According to an H-1B-related website, Samiti did not use the H-1B program before 2011. In that year it filed for a single H-1B and in 2012 it filed for 35 of them. It is in the IT consulting business and might be called, though I gather that this is not politically correct, an "Indian body shop".

The job the citizen wanted has been presumably filled by an H-1B.

The U.S. worker goes into court this time with what I think is a winning record on such matters. The citizen, as a job applicant, previously tangled with the huge H-1B user Infosys, which had advertised it needed no more than a maximum amount of experience for another job. The applicant charged age discrimination, got a document (which I did not see) from the U.S. Equal Employment Commission on the case, and took it into federal court in Newark, N.J. The judge took one look at it and ordered arbitration. Before that could start, the citizen and the citizen's lawyer at the time settled out of court, as I described in a blog at the time.

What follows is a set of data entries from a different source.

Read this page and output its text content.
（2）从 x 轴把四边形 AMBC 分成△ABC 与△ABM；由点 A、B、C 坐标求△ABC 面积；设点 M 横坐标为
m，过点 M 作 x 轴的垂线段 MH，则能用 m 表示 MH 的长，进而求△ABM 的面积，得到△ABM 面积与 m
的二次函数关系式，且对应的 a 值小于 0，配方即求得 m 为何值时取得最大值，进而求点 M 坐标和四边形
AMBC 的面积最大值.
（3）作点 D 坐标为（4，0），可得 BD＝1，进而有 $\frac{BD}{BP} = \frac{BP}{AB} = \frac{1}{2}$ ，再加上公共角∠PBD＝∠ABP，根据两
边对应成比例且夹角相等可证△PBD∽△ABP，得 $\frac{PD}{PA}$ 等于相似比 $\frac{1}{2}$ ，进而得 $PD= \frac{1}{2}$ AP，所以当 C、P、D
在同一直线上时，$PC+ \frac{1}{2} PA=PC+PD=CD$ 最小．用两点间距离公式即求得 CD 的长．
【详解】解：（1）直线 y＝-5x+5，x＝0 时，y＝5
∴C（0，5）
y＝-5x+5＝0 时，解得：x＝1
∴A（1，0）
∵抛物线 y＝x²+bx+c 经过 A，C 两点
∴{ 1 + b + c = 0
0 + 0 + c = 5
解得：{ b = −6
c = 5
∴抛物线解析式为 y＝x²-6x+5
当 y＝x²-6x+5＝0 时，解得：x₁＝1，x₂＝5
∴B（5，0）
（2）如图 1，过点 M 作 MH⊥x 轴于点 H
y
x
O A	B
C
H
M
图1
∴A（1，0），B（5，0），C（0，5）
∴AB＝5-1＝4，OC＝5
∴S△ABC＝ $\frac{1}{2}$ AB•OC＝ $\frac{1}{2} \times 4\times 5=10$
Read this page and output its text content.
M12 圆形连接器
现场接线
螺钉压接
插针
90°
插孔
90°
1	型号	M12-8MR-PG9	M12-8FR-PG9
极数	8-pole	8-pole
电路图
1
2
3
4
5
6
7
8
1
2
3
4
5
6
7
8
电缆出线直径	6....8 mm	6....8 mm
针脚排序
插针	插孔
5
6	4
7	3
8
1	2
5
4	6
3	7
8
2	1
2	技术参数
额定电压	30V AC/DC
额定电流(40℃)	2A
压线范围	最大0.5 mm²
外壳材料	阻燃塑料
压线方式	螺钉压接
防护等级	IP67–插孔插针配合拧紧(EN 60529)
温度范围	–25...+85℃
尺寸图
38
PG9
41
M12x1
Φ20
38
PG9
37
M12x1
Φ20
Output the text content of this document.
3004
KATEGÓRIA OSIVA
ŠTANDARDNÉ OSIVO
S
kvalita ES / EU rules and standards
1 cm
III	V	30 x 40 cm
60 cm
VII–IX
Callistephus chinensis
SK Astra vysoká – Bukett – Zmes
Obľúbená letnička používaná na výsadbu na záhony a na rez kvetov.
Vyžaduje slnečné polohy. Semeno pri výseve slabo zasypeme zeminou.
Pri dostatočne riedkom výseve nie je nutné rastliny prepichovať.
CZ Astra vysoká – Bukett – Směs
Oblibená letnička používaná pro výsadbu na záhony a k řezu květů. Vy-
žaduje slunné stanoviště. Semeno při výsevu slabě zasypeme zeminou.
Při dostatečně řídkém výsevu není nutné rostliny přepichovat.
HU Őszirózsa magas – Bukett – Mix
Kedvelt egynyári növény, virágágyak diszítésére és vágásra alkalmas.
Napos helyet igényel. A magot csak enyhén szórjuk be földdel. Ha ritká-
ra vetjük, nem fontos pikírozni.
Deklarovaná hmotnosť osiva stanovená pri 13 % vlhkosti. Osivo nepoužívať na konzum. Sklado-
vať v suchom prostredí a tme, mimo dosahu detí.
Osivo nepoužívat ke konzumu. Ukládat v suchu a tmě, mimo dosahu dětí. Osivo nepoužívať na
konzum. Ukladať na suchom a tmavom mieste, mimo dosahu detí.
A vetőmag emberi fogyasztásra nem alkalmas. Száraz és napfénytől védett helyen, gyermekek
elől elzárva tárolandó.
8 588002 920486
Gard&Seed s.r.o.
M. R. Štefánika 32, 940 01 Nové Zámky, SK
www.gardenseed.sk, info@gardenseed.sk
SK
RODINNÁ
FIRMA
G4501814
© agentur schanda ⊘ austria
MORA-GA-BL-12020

As is usually the case, the settlement called for silence from all parties and I have no information on what happened ... but I can guess. With the alternative of a trial that probably would have favored the citizen, and aided by a lawyer, I cannot imagine anything but a financial settlement in favor of the wronged applicant.

Again, I do not know that this is what happened.

Obviously the H-1B law should be changed, and not in the direction favored by the Gang of Eight. Obviously the government should be seeking to enforce the law on such matters, and should not leave it to individuals.

But as long as these things are not happening, more citizens (and green card holders) like this individual should be doing what this one is doing, and suing the H-1B users when they are foolish enough to show their age bias in their hiring process. In too many cases, of course, the HR departments steer clear of — in effect — pleading guilty in their ads ahead of time, as this one did, and in those cases it is harder to prove age discrimination.

The reason that I am not using the name of the citizen is that I want that person to keep filing suits against age-discriminating H-1B users and I do not want to run the risk, no matter how slender, that H-1B users will learn the name from me, and handle applications from that person differently in the future.